Auton Neurosci. 2012 Apr 3;167(1-2):70-4. doi: 10.1016/j.autneu.2011.11.001. Epub 2011 Nov 21.
Familial Mediterranean fever (FMF) is characterized by sporadic, acute attacks of fever and serositis. Cardiovascular involvement is one of the leading cause of morbidity and mortality among FMF patients. Herein, we aimed to evaluate cardiac autonomic functions in FMF patients without overt cardiac symptoms.
We enrolled 38 patients (20 female; mean age 34.4 ± 10.2 years) with FMF and 34 healthy subjects (18 female; mean age 33.2 ± 9.3 years).
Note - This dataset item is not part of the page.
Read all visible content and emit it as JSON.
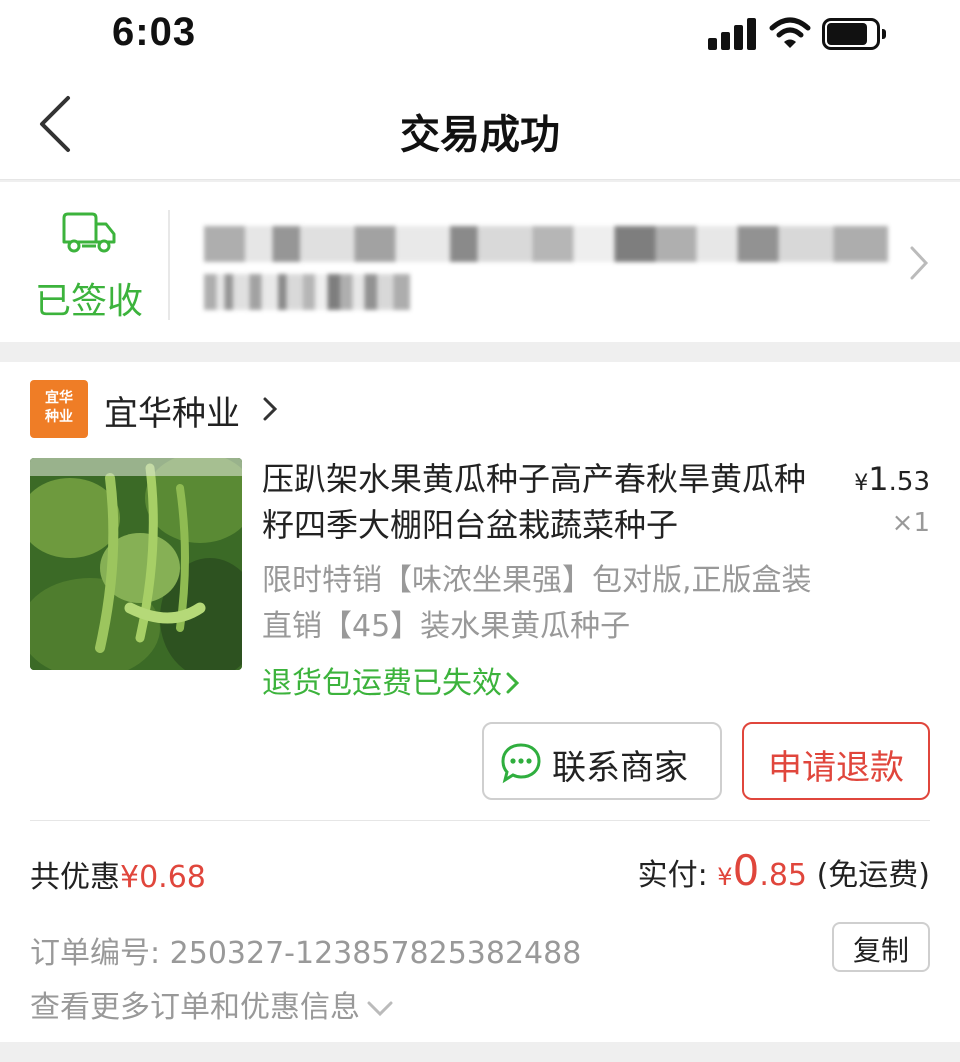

All participants underwent 24-hour Holter recording. Heart rate recovery (HRR) indices were calculated by subtracting first, second, and third minute heart rates from maximal heart rate. All patients underwent heart rate variability (HRV), heart rate turbulance (HRT) and QT dispersion analysis. The mean FMF duration was 9.8 ± 4.2 years.
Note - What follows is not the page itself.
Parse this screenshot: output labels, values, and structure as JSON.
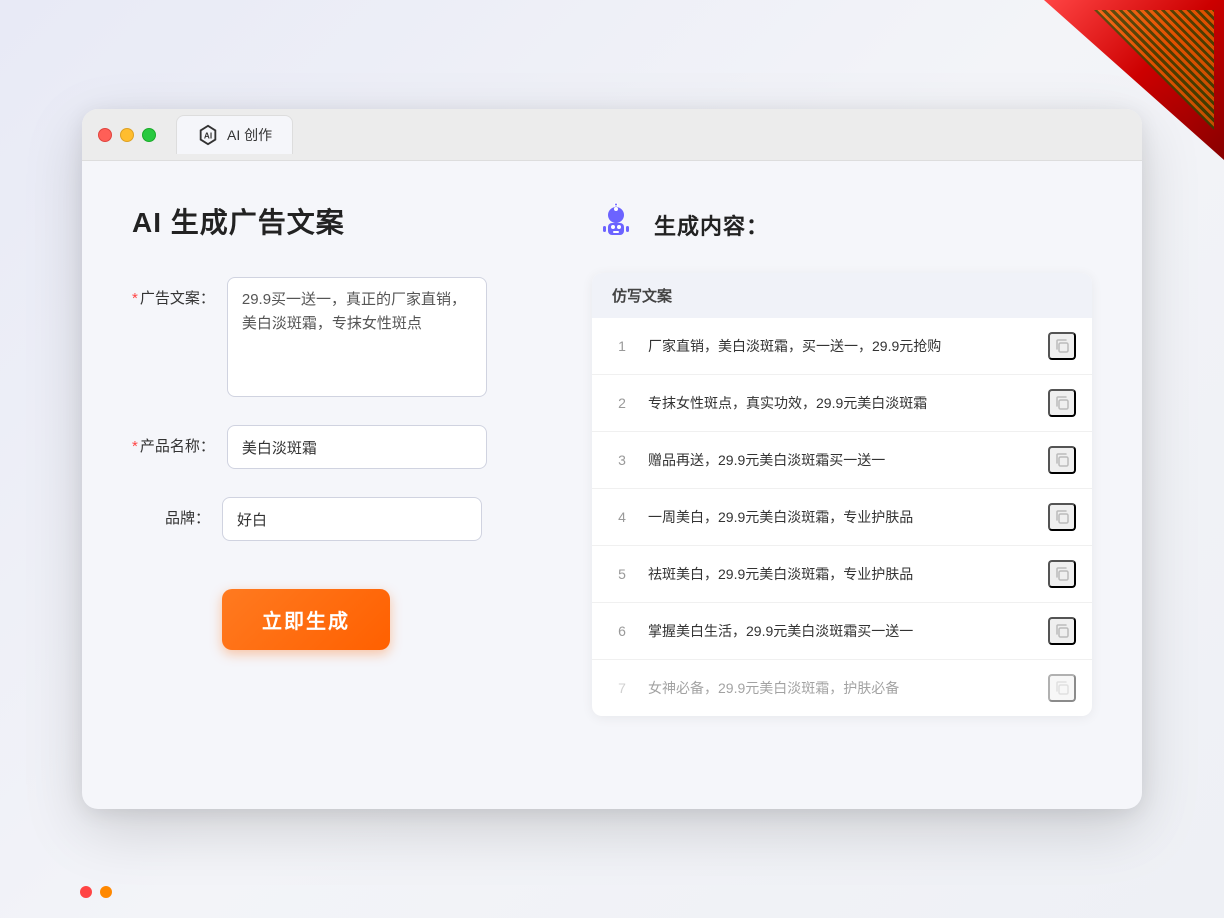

Both groups were similar with regard to baseline characteristics. Mean HRR1 (p=0.001), HRR2 (p=0.003) and HRR3 (p<0.001) were significantly lower in FMF group. SDNN (standard deviation of all NN intervals), SDANN (SD of the 5 min mean RR intervals), RMSSD (root square of successive differences in RR interval), and PNN50 (proportion of differences in successive NN intervals >50 ms) and high-frequency (HF) components were significantly decreased, but low frequency (LF) and LF/HF were significantly higher in FMF patients. HRT onset and slope were significantly less negative in FMF patients. Also, QTd was significantly higher in FMF patients (p<0.001).
Patients with FMF showed delayed recovery of heart rate and abnormal HRV and HRT parameters with respect to normal subjects. Cardiac autonomic functions might be involved in FMF patients even in patients without cardiac symptoms.
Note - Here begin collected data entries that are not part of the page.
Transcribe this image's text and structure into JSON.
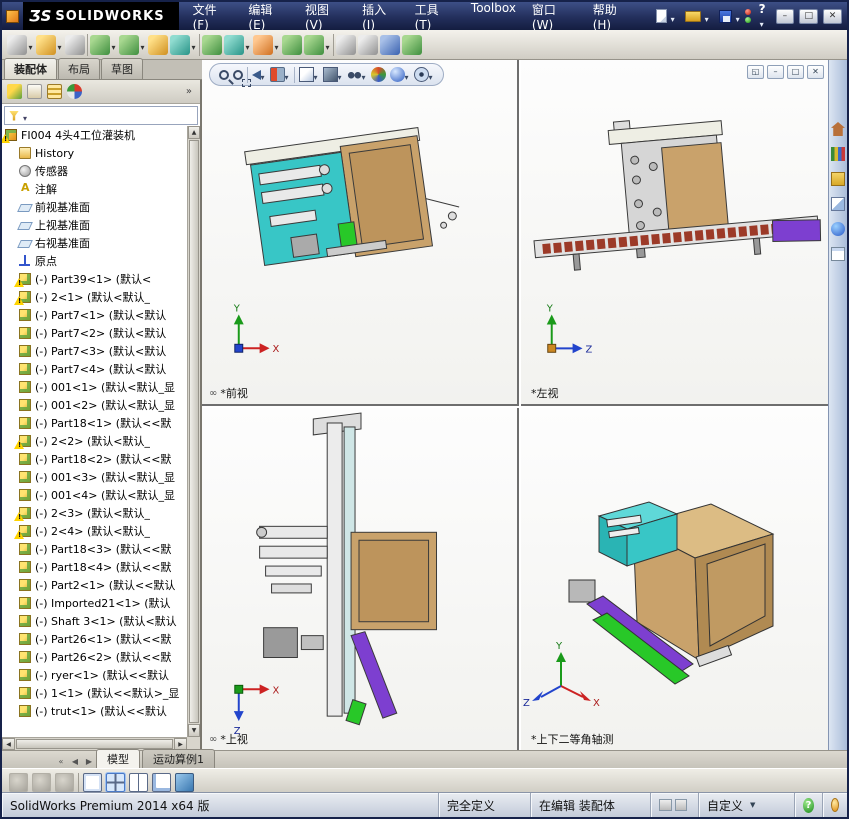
{
  "window": {
    "logo_mark": "ƷS",
    "logo_text": "SOLIDWORKS",
    "help_glyph": "?",
    "minimize_glyph": "–",
    "maximize_glyph": "□",
    "close_glyph": "✕"
  },
  "menus": [
    {
      "label": "文件(F)",
      "name": "menu-file"
    },
    {
      "label": "编辑(E)",
      "name": "menu-edit"
    },
    {
      "label": "视图(V)",
      "name": "menu-view"
    },
    {
      "label": "插入(I)",
      "name": "menu-insert"
    },
    {
      "label": "工具(T)",
      "name": "menu-tools"
    },
    {
      "label": "Toolbox",
      "name": "menu-toolbox"
    },
    {
      "label": "窗口(W)",
      "name": "menu-window"
    },
    {
      "label": "帮助(H)",
      "name": "menu-help"
    }
  ],
  "quick_access": [
    {
      "name": "new-document-icon",
      "k": "qa-new",
      "dd": "dd"
    },
    {
      "name": "open-icon",
      "k": "qa-open",
      "dd": "dd"
    },
    {
      "name": "save-icon",
      "k": "qa-save",
      "dd": "dd"
    }
  ],
  "toolbar": {
    "icons": [
      {
        "name": "screen-capture-icon",
        "k": "gr",
        "dd": "dd"
      },
      {
        "name": "insert-components-icon",
        "k": "y",
        "dd": "dd"
      },
      {
        "name": "attachment-icon",
        "k": "gr",
        "dd": ""
      },
      {
        "name": "toolbar-separator",
        "k": "sep",
        "dd": ""
      },
      {
        "name": "mate-icon",
        "k": "g",
        "dd": "dd"
      },
      {
        "name": "linear-component-pattern-icon",
        "k": "g",
        "dd": "dd"
      },
      {
        "name": "smart-fasteners-icon",
        "k": "y",
        "dd": ""
      },
      {
        "name": "move-component-icon",
        "k": "t",
        "dd": "dd"
      },
      {
        "name": "toolbar-separator",
        "k": "sep",
        "dd": ""
      },
      {
        "name": "show-hidden-components-icon",
        "k": "g",
        "dd": ""
      },
      {
        "name": "assembly-features-icon",
        "k": "t",
        "dd": "dd"
      },
      {
        "name": "reference-geometry-icon",
        "k": "o",
        "dd": "dd"
      },
      {
        "name": "new-motion-study-icon",
        "k": "g",
        "dd": ""
      },
      {
        "name": "bill-of-materials-icon",
        "k": "g",
        "dd": "dd"
      },
      {
        "name": "toolbar-separator",
        "k": "sep",
        "dd": ""
      },
      {
        "name": "exploded-view-icon",
        "k": "gr",
        "dd": ""
      },
      {
        "name": "interference-detection-icon",
        "k": "gr",
        "dd": ""
      },
      {
        "name": "measure-icon",
        "k": "b",
        "dd": ""
      },
      {
        "name": "mass-properties-icon",
        "k": "g",
        "dd": ""
      }
    ]
  },
  "left_panel": {
    "tabs": [
      {
        "label": "装配体",
        "k": "active",
        "name": "tab-assembly"
      },
      {
        "label": "布局",
        "k": "",
        "name": "tab-layout"
      },
      {
        "label": "草图",
        "k": "",
        "name": "tab-sketch"
      }
    ],
    "more_glyph": "»",
    "manager_icons": [
      {
        "name": "feature-manager-icon",
        "k": "m-feat"
      },
      {
        "name": "property-manager-icon",
        "k": "m-prop"
      },
      {
        "name": "configuration-manager-icon",
        "k": "m-conf"
      },
      {
        "name": "display-manager-icon",
        "k": "m-disp"
      }
    ]
  },
  "tree": {
    "items": [
      {
        "label": "FI004 4头4工位灌装机",
        "icon": "assembly",
        "w": "warn",
        "ind": "i0"
      },
      {
        "label": "History",
        "icon": "history",
        "w": "",
        "ind": "i1"
      },
      {
        "label": "传感器",
        "icon": "sensor",
        "w": "",
        "ind": "i1"
      },
      {
        "label": "注解",
        "icon": "annotation",
        "w": "",
        "ind": "i1"
      },
      {
        "label": "前视基准面",
        "icon": "plane",
        "w": "",
        "ind": "i1"
      },
      {
        "label": "上视基准面",
        "icon": "plane",
        "w": "",
        "ind": "i1"
      },
      {
        "label": "右视基准面",
        "icon": "plane",
        "w": "",
        "ind": "i1"
      },
      {
        "label": "原点",
        "icon": "origin",
        "w": "",
        "ind": "i1"
      },
      {
        "label": "(-) Part39<1> (默认<",
        "icon": "part",
        "w": "warn",
        "ind": "i1"
      },
      {
        "label": "(-) 2<1> (默认<默认_",
        "icon": "part",
        "w": "warn",
        "ind": "i1"
      },
      {
        "label": "(-) Part7<1> (默认<默认",
        "icon": "part",
        "w": "",
        "ind": "i1"
      },
      {
        "label": "(-) Part7<2> (默认<默认",
        "icon": "part",
        "w": "",
        "ind": "i1"
      },
      {
        "label": "(-) Part7<3> (默认<默认",
        "icon": "part",
        "w": "",
        "ind": "i1"
      },
      {
        "label": "(-) Part7<4> (默认<默认",
        "icon": "part",
        "w": "",
        "ind": "i1"
      },
      {
        "label": "(-) 001<1> (默认<默认_显",
        "icon": "part",
        "w": "",
        "ind": "i1"
      },
      {
        "label": "(-) 001<2> (默认<默认_显",
        "icon": "part",
        "w": "",
        "ind": "i1"
      },
      {
        "label": "(-) Part18<1> (默认<<默",
        "icon": "part",
        "w": "",
        "ind": "i1"
      },
      {
        "label": "(-) 2<2> (默认<默认_",
        "icon": "part",
        "w": "warn",
        "ind": "i1"
      },
      {
        "label": "(-) Part18<2> (默认<<默",
        "icon": "part",
        "w": "",
        "ind": "i1"
      },
      {
        "label": "(-) 001<3> (默认<默认_显",
        "icon": "part",
        "w": "",
        "ind": "i1"
      },
      {
        "label": "(-) 001<4> (默认<默认_显",
        "icon": "part",
        "w": "",
        "ind": "i1"
      },
      {
        "label": "(-) 2<3> (默认<默认_",
        "icon": "part",
        "w": "warn",
        "ind": "i1"
      },
      {
        "label": "(-) 2<4> (默认<默认_",
        "icon": "part",
        "w": "warn",
        "ind": "i1"
      },
      {
        "label": "(-) Part18<3> (默认<<默",
        "icon": "part",
        "w": "",
        "ind": "i1"
      },
      {
        "label": "(-) Part18<4> (默认<<默",
        "icon": "part",
        "w": "",
        "ind": "i1"
      },
      {
        "label": "(-) Part2<1> (默认<<默认",
        "icon": "part",
        "w": "",
        "ind": "i1"
      },
      {
        "label": "(-) Imported21<1> (默认",
        "icon": "part",
        "w": "",
        "ind": "i1"
      },
      {
        "label": "(-) Shaft 3<1> (默认<默认",
        "icon": "part",
        "w": "",
        "ind": "i1"
      },
      {
        "label": "(-) Part26<1> (默认<<默",
        "icon": "part",
        "w": "",
        "ind": "i1"
      },
      {
        "label": "(-) Part26<2> (默认<<默",
        "icon": "part",
        "w": "",
        "ind": "i1"
      },
      {
        "label": "(-) ryer<1> (默认<<默认",
        "icon": "part",
        "w": "",
        "ind": "i1"
      },
      {
        "label": "(-) 1<1> (默认<<默认>_显",
        "icon": "part",
        "w": "",
        "ind": "i1"
      },
      {
        "label": "(-) trut<1> (默认<<默认",
        "icon": "part",
        "w": "",
        "ind": "i1"
      }
    ]
  },
  "viewport": {
    "hud": [
      {
        "name": "zoom-to-fit-icon",
        "k": "h-mag",
        "dd": ""
      },
      {
        "name": "zoom-to-area-icon",
        "k": "h-magarea",
        "dd": ""
      },
      {
        "name": "hud-separator",
        "k": "h-sep",
        "dd": ""
      },
      {
        "name": "previous-view-icon",
        "k": "h-prev",
        "dd": "dd"
      },
      {
        "name": "section-view-icon",
        "k": "h-section",
        "dd": "dd"
      },
      {
        "name": "hud-separator",
        "k": "h-sep",
        "dd": ""
      },
      {
        "name": "view-orientation-icon",
        "k": "h-cube",
        "dd": "dd"
      },
      {
        "name": "display-style-icon",
        "k": "h-shaded",
        "dd": "dd"
      },
      {
        "name": "hide-show-items-icon",
        "k": "h-glasses",
        "dd": "dd"
      },
      {
        "name": "edit-appearance-icon",
        "k": "h-ball",
        "dd": ""
      },
      {
        "name": "apply-scene-icon",
        "k": "h-sphere",
        "dd": "dd"
      },
      {
        "name": "view-settings-icon",
        "k": "h-eye",
        "dd": "dd"
      }
    ],
    "window_buttons": [
      {
        "name": "viewport-restore-icon",
        "glyph": "◱"
      },
      {
        "name": "viewport-minimize-icon",
        "glyph": "–"
      },
      {
        "name": "viewport-maximize-icon",
        "glyph": "□"
      },
      {
        "name": "viewport-close-icon",
        "glyph": "✕"
      }
    ],
    "views": [
      {
        "label": "*前视",
        "link": "∞"
      },
      {
        "label": "*左视",
        "link": ""
      },
      {
        "label": "*上视",
        "link": "∞"
      },
      {
        "label": "*上下二等角轴测",
        "link": ""
      }
    ],
    "axes": {
      "x": "X",
      "y": "Y",
      "z": "Z"
    }
  },
  "task_pane": {
    "icons": [
      {
        "name": "resources-home-icon",
        "k": "tp-home"
      },
      {
        "name": "design-library-icon",
        "k": "tp-res"
      },
      {
        "name": "file-explorer-icon",
        "k": "tp-lib"
      },
      {
        "name": "view-palette-icon",
        "k": "tp-exp"
      },
      {
        "name": "appearances-scenes-icon",
        "k": "tp-app"
      },
      {
        "name": "custom-properties-icon",
        "k": "tp-doc"
      }
    ]
  },
  "bottom_tabs": {
    "nav": [
      {
        "glyph": "«",
        "name": "tabs-scroll-start-icon"
      },
      {
        "glyph": "◀",
        "name": "tabs-scroll-left-icon"
      },
      {
        "glyph": "▶",
        "name": "tabs-scroll-right-icon"
      }
    ],
    "tabs": [
      {
        "label": "模型",
        "k": "active",
        "name": "tab-model"
      },
      {
        "label": "运动算例1",
        "k": "",
        "name": "tab-motion-study-1"
      }
    ]
  },
  "bottom_toolbar": {
    "icons": [
      {
        "name": "zoom-control-icon",
        "k": "bt-dis"
      },
      {
        "name": "rotate-control-icon",
        "k": "bt-dis"
      },
      {
        "name": "pan-control-icon",
        "k": "bt-dis"
      },
      {
        "name": "bottom-separator",
        "k": "bt-sep"
      },
      {
        "name": "single-viewport-icon",
        "k": "bt-pane1"
      },
      {
        "name": "four-viewport-icon",
        "k": "bt-pane4on"
      },
      {
        "name": "two-viewport-icon",
        "k": "bt-pane2"
      },
      {
        "name": "link-views-icon",
        "k": "bt-panelink"
      },
      {
        "name": "image-capture-icon",
        "k": "bt-image"
      }
    ]
  },
  "status": {
    "product": "SolidWorks Premium 2014 x64 版",
    "definition": "完全定义",
    "editing": "在编辑 装配体",
    "custom": "自定义",
    "help_glyph": "?",
    "mini_icons": [
      {
        "name": "edit-component-indicator-icon"
      },
      {
        "name": "lightweight-indicator-icon"
      }
    ]
  }
}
家族性地中海热(FMF)的特征为偶发性、发热性和浆膜炎性急性发作。心血管受累是 FMF 患者发病率和死亡率的主要原因之一。在此,我们旨在评估无明显心脏症状的 FMF 患者的心脏自主神经功能。
我们纳入了 38 名(20 名女性;平均年龄 34.4 ± 10.2 岁)FMF 患者和 34 名健康对照者(18 名女性;平均年龄 33.2 ± 9.3 岁)。所有参与者均接受了 24 小时动态心电图记录。通过从最大心率中减去第一、第二和第三分钟的心率来计算心率恢复(HRR)指数。所有患者均进行了心率变异性(HRV)、心率震荡(HRT)和 QT 离散度分析。FMF 的平均病程为 9.8 ± 4.2 年。
两组在基线特征方面相似。FMF 组的 HRR1(p=0.001)、HRR2(p=0.003)和 HRR3(p<0.001)均显著降低。FMF 患者的 SDNN(所有 NN 间期的标准差)、SDANN(5 分钟平均 RR 间期的标准差)、RMSSD(RR 间期连续差值的平方根)和 PNN50(差异连续 NN 间期>50 ms 的比例)以及高频(HF)成分显著降低,而低频(LF)和 LF/HF 显著升高。FMF 患者的 HRT 起始和斜率明显为负。此外,FMF 患者的 QTd 明显升高(p<0.001)。
FMF 患者的心率恢复延迟,与正常受试者相比,HRV 和 HRT 参数异常。即使在无心脏症状的 FMF 患者中,心脏自主神经功能也可能受到影响。